In der Depression erlebt der Patient eine Verfinsterung und Verdunkelung der Seele. Das seelische Licht ist getrübt und bedarf der therapeutischen Unterstützung. Depressionen treten in lichtarmen Jahreszeiten gehäuft auf, das äußere und das innere Licht stehen in Zusammenhang. – Mit jedem Erkennen geht uns ‹ein Licht auf›. Es entzündet sich ein geistiges Licht, das mit dem erkennenden Wesen verbunden ist und das wir in unsere Umwelt ausstrahlen.
Wie und wo wirkt Licht auf den Menschen?
Licht ist heute für viele Kinder und Erwachsene vor allem Kunstlicht. Dieses Licht ist qualitativ (in seinem Spektrum) und in seiner Intensität weit von der Leuchtkraft und der Fülle des Sonnenlichts entfernt, auch an einem trüben Tag. Eine unmittelbare Folge dieses zunehmenden Lichtmangels zeigt sich an den Augen: So tragen 96 Prozent aller Studenten in Südkorea Brillen oder Kontaktlinsen und wir erleben eine weltweite Epidemie der Kurzsichtigkeit. Ein Drittel aller Betroffenen entwickelt im Laufe des Lebens eine hochgradige Kurzsichtigkeit, die zu schwerwiegenden Folgeerkrankungen des Auges und entsprechender Beeinträchtigung des Sehens führen kann. Der Hintergrund ist eine Kindheit unter Kunstlichtverhältnissen, mit langen Phasen des Lesens und des Bildschirmgebrauchs bis in die Nacht, was dazu führt, dass der Augapfel nicht die rechte kugelförmige Form entwickelt, sondern sich verlängert und dadurch latent die Netzhaut überdehnt. Dies ist nur ein Beispiel.

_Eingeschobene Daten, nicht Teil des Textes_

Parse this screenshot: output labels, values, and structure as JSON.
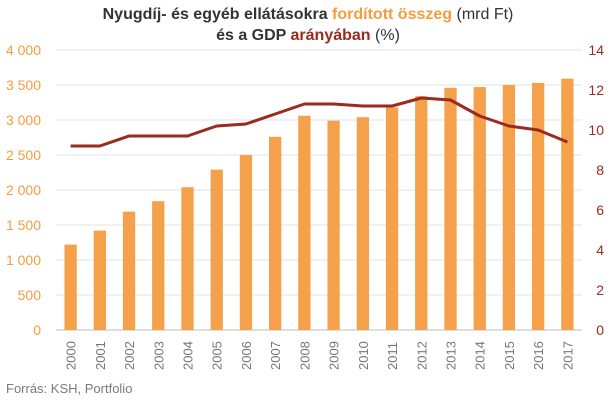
{
  "title": {
    "line1_part1": "Nyugdíj- és egyéb ellátásokra ",
    "line1_highlight": "fordított összeg",
    "line1_part2": " (mrd Ft)",
    "line2_part1": "és a GDP ",
    "line2_highlight": "arányában",
    "line2_part2": " (%)"
  },
  "source": "Forrás: KSH, Portfolio",
  "colors": {
    "bars": "#f5a04a",
    "line": "#9b2a1f",
    "left_axis_text": "#f59d3d",
    "right_axis_text": "#9b2a1f",
    "grid": "#e3e3e3",
    "x_axis_text": "#777777"
  },
  "chart_data": {
    "type": "bar",
    "categories": [
      "2000",
      "2001",
      "2002",
      "2003",
      "2004",
      "2005",
      "2006",
      "2007",
      "2008",
      "2009",
      "2010",
      "2011",
      "2012",
      "2013",
      "2014",
      "2015",
      "2016",
      "2017"
    ],
    "series": [
      {
        "type": "bar",
        "axis": "left",
        "values": [
          1220,
          1420,
          1690,
          1840,
          2040,
          2290,
          2500,
          2760,
          3060,
          2990,
          3040,
          3180,
          3340,
          3460,
          3470,
          3500,
          3530,
          3590
        ]
      },
      {
        "type": "line",
        "axis": "right",
        "values": [
          9.2,
          9.2,
          9.7,
          9.7,
          9.7,
          10.2,
          10.3,
          10.8,
          11.3,
          11.3,
          11.2,
          11.2,
          11.6,
          11.5,
          10.7,
          10.2,
          10.0,
          9.4
        ]
      }
    ],
    "y_left": {
      "ylim": [
        0,
        4000
      ],
      "ticks": [
        "0",
        "500",
        "1 000",
        "1 500",
        "2 000",
        "2 500",
        "3 000",
        "3 500",
        "4 000"
      ]
    },
    "y_right": {
      "ylim": [
        0,
        14
      ],
      "ticks": [
        "0",
        "2",
        "4",
        "6",
        "8",
        "10",
        "12",
        "14"
      ]
    },
    "grid": true,
    "legend": "none"
  }
}
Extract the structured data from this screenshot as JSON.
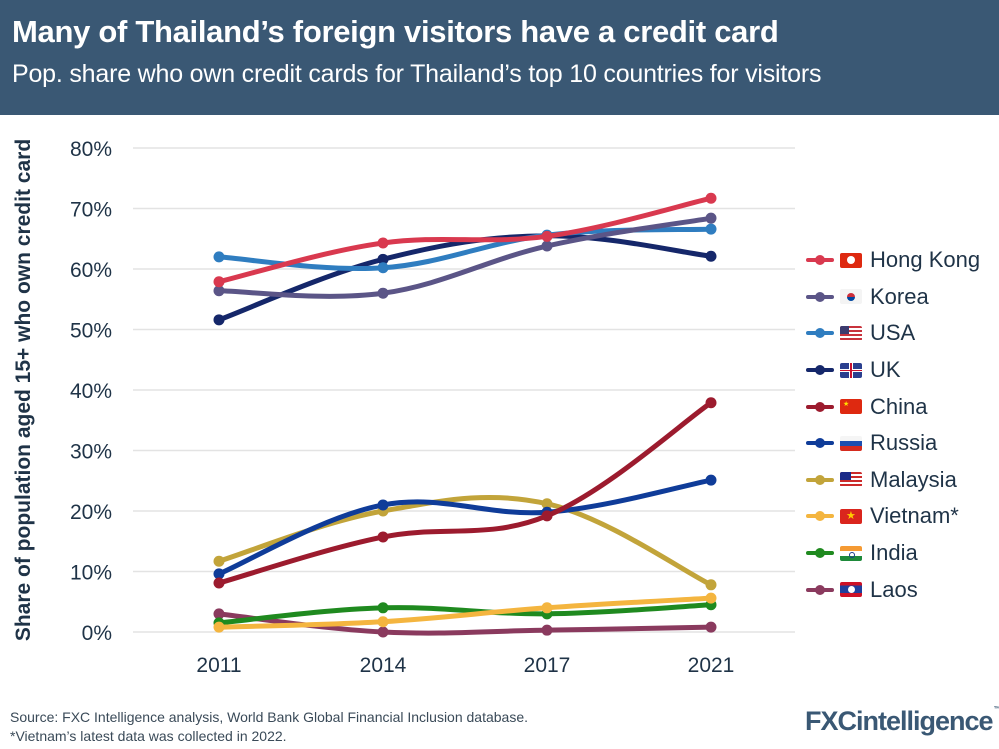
{
  "header": {
    "title": "Many of Thailand’s foreign visitors have a credit card",
    "subtitle": "Pop. share who own credit cards for Thailand’s top 10 countries for visitors",
    "background": "#3a5874"
  },
  "chart_data": {
    "type": "line",
    "title": "Many of Thailand’s foreign visitors have a credit card",
    "subtitle": "Pop. share who own credit cards for Thailand’s top 10 countries for visitors",
    "xlabel": "",
    "ylabel": "Share of population aged 15+ who own credit card",
    "x": [
      "2011",
      "2014",
      "2017",
      "2021"
    ],
    "ylim": [
      0,
      80
    ],
    "yticks": [
      "0%",
      "10%",
      "20%",
      "30%",
      "40%",
      "50%",
      "60%",
      "70%",
      "80%"
    ],
    "grid": true,
    "legend_position": "right",
    "series": [
      {
        "name": "Hong Kong",
        "flag": "hong-kong-flag",
        "color": "#d9394f",
        "values": [
          57.9,
          64.3,
          65.4,
          71.7
        ]
      },
      {
        "name": "Korea",
        "flag": "korea-flag",
        "color": "#5b5587",
        "values": [
          56.4,
          56.0,
          63.8,
          68.4
        ]
      },
      {
        "name": "USA",
        "flag": "usa-flag",
        "color": "#2f7dc0",
        "values": [
          62.0,
          60.2,
          65.6,
          66.6
        ]
      },
      {
        "name": "UK",
        "flag": "uk-flag",
        "color": "#15276a",
        "values": [
          51.6,
          61.6,
          65.5,
          62.1
        ]
      },
      {
        "name": "China",
        "flag": "china-flag",
        "color": "#9c1b2e",
        "values": [
          8.1,
          15.7,
          19.2,
          37.9
        ]
      },
      {
        "name": "Russia",
        "flag": "russia-flag",
        "color": "#0f3c99",
        "values": [
          9.6,
          21.0,
          19.8,
          25.1
        ]
      },
      {
        "name": "Malaysia",
        "flag": "malaysia-flag",
        "color": "#c2a43a",
        "values": [
          11.7,
          20.0,
          21.2,
          7.8
        ]
      },
      {
        "name": "Vietnam*",
        "flag": "vietnam-flag",
        "color": "#f4b53f",
        "values": [
          0.8,
          1.7,
          4.0,
          5.6
        ]
      },
      {
        "name": "India",
        "flag": "india-flag",
        "color": "#1f8a1f",
        "values": [
          1.5,
          4.0,
          3.0,
          4.5
        ]
      },
      {
        "name": "Laos",
        "flag": "laos-flag",
        "color": "#8a3a5e",
        "values": [
          3.0,
          0.0,
          0.3,
          0.8
        ]
      }
    ]
  },
  "footer": {
    "source": "Source: FXC Intelligence analysis, World Bank Global Financial Inclusion database.",
    "note": "*Vietnam’s latest data was collected in 2022."
  },
  "logo": {
    "text": "FXCintelligence",
    "tm": "™"
  }
}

Sonnenlicht ist besonders in den ersten sieben Lebensjahren und während des ganzen weiteren Lebens ein zentrales Nahrungsmittel des menschlichen Organismus, wie Luft, Wasser und was wir essen. Das gilt auch für blinde Menschen. Heute erleben wir eine gegenläufige Angst bis zur Panikmache: die Angst vor Hautkrebs, vor allem dessen bedrohlichster Form, dem schwarzen Hautkrebs (malignes Melanom) einerseits, die Angst vor Vitamin-D-Mangel andererseits. So wird in sehr vielen Kindergärten gefordert, die Kinder nur eingecremt mit hochpotenten Sonnencremes ‹Lichtschutzfaktor 50› ins Freie zu lassen. Diese Cremes enthalten nicht nur sexualhormonähnliche Stoffe, die resorbiert werden, sondern machen die gesunde Aufnahme des Sonnenlichts und die Vitamin-D-Bildung unmöglich. Die Haut lernt nicht, sich dem Sonnenlicht anzupassen, was bei 98 Prozent aller Kinder möglich ist – nur wenige Kinder mit ‹keltischem Hauttyp› (blass, hellblond – rothaarig) benötigen einen stärkeren Sonnenschutz. Hinzu kommt, dass es keine einzige wissenschaftliche Studie gibt, die eine Schutzwirkung gegen schwarzen Hautkrebs durch diese Cremes belegt. Positiv schützen Textilien, und wir alle brauchen eigentlich täglich Sonnenlicht auf unserer Haut!
Das Vitamin D wird lichtabhängig in unserer Haut gebildet und in den inneren Organen aktiviert. Es ist ein Lichthormon und kein Vitamin. Vitamin-D-Mangel kann schwere Krankheiten zur Folge haben: Kleinkinder können Rachitis entwickeln, also eine Verformung des Skeletts und sogar lebensbedrohliche Muskelkrämpfe. In allen Lebensaltern führt Sonnenlicht- und Vitamin-D-Mangel zu einer höheren Infektanfälligkeit, worauf bereits Rudolf Steiner sehr zu Recht bei der Tuberkulose hingewiesen hat. Krebserkrankungen wie der Darmkrebs sind bedeutend häufiger bei Licht- und Vitamin-D-Mangel. Heute ist es bei jedem Patienten, von der Vorsorge im Babyalter bis zur Betreuung alter, z. B. gehbehinderter Patienten dringend notwendig, nach dem Tagesrhythmus, der Aufnahme von Sonnenlicht und von lichttragenden Nahrungsmitteln zu fragen. Besonders häufig ist derzeit der Vitamin-D-Mangel im Jugendalter, was auch erheblich zu Konzentrationsstörungen und Stimmungsschwankungen Jugendlicher beiträgt, abgesehen von Skelettaufbau und Muskelkraft, die lichtabhängig sind.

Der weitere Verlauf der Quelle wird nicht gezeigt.